Time proved him wrong and Kategaya struck a back-door deal with Museveni, and was to join cabinet and be assigned the First Deputy Premiership slot, one of several distinguished positions he had held before the 2003 fallout.

“We have lost a patriot, a very transparent person and a man with many special leadership qualities,” said Gender Minister John Nasasira, a long-serving Cabinet colleague and personal friend.

“He was always for the unity of Uganda, and we shall remember his contribution to the freedom enjoyed in this country today.”

The departed deputy premier belonged to the political wing of the National Resistance Movement, whose military wing; the NRA, won a five-year guerilla war that brought President Museveni to power in 1986.

He and Museveni were understood to be close friends, having first met at the same primary school and moving on to graduate from Dar es Salaam University in Tanzania.

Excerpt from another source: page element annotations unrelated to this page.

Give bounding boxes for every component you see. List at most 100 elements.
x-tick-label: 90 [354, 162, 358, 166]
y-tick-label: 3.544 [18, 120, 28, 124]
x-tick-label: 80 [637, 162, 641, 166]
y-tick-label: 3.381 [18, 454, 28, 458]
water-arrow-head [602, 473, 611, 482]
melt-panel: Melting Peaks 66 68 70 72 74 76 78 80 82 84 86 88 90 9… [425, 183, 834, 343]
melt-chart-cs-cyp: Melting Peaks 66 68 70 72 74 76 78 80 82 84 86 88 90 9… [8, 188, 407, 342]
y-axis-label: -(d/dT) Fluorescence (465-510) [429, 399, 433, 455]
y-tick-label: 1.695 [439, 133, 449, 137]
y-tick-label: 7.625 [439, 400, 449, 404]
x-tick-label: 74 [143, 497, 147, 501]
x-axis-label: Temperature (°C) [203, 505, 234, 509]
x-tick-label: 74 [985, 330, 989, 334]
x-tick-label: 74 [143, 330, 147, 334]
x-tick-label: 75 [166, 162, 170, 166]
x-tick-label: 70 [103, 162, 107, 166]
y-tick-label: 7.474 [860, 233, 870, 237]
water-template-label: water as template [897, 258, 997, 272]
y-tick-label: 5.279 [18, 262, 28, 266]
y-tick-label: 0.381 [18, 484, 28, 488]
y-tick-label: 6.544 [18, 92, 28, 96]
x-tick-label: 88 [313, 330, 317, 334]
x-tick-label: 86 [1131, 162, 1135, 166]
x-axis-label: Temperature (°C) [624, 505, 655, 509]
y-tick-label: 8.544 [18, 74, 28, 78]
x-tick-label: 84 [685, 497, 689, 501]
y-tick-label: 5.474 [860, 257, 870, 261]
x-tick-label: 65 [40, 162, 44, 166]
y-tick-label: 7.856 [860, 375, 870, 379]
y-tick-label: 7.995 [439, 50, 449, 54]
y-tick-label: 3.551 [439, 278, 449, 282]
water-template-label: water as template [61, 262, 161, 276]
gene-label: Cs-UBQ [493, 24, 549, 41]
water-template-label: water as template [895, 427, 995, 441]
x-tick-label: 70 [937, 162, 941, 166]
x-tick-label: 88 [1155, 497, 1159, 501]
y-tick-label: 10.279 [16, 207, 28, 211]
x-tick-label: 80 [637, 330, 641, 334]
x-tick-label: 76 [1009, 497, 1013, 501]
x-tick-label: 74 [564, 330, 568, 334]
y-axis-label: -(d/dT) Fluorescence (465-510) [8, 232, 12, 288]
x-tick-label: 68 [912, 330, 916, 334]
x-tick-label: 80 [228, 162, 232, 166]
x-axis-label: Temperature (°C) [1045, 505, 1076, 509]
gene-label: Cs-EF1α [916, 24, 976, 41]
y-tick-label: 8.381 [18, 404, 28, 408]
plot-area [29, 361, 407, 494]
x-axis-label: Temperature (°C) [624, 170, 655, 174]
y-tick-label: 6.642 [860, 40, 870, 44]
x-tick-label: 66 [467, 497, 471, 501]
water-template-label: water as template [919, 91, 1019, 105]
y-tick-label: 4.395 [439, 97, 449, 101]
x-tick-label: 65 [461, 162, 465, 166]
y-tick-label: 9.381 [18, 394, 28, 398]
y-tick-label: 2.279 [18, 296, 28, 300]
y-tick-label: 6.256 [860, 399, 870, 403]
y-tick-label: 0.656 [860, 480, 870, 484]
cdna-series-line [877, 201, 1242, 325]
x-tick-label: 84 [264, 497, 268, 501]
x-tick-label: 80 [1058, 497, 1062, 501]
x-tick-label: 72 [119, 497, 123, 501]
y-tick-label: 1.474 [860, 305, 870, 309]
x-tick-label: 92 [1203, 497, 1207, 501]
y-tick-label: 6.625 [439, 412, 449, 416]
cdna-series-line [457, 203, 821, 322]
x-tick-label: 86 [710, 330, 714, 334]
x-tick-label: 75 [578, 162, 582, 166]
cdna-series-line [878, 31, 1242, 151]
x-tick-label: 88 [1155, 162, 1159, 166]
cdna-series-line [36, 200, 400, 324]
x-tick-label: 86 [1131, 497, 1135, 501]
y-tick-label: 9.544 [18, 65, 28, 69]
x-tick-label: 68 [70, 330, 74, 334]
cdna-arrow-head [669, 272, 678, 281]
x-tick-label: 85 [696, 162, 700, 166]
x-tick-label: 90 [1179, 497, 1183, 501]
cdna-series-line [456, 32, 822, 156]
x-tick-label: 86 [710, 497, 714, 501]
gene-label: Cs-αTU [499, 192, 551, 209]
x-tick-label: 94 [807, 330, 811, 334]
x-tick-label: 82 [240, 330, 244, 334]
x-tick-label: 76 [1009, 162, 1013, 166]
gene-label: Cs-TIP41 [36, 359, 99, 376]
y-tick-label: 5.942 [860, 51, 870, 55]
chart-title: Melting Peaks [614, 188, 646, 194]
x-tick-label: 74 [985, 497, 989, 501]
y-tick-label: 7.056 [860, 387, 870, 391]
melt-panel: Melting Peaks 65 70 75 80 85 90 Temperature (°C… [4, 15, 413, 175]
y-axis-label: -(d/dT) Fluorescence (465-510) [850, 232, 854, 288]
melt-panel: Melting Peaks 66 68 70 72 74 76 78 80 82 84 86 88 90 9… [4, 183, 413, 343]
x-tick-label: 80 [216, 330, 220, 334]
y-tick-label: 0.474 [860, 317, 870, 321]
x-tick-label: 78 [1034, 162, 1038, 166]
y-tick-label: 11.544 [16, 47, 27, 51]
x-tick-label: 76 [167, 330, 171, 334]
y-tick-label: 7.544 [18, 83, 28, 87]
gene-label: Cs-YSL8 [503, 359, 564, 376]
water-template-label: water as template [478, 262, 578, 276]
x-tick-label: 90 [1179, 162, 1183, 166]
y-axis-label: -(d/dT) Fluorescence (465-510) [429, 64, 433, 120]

It was there that they crystalised their plans for armed liberation of Uganda, leading to the violent ouster of Gen. Tito Okello Lutwa’s military junta.

State International Affairs Minister Okello-Oryem, a son of toppled President Okello Lutwa, said he visited Kategaya at Nairobi Hospital on Thursday, and conferred with him for about an hour on wide-ranging themes including the financial scam in the Office of the Prime Minister, the prickly parliamentary debate on the Marriage and Divorce Bill, 2009, and resolutions of NRM Caucus at the recent Kyankwanzi retreat.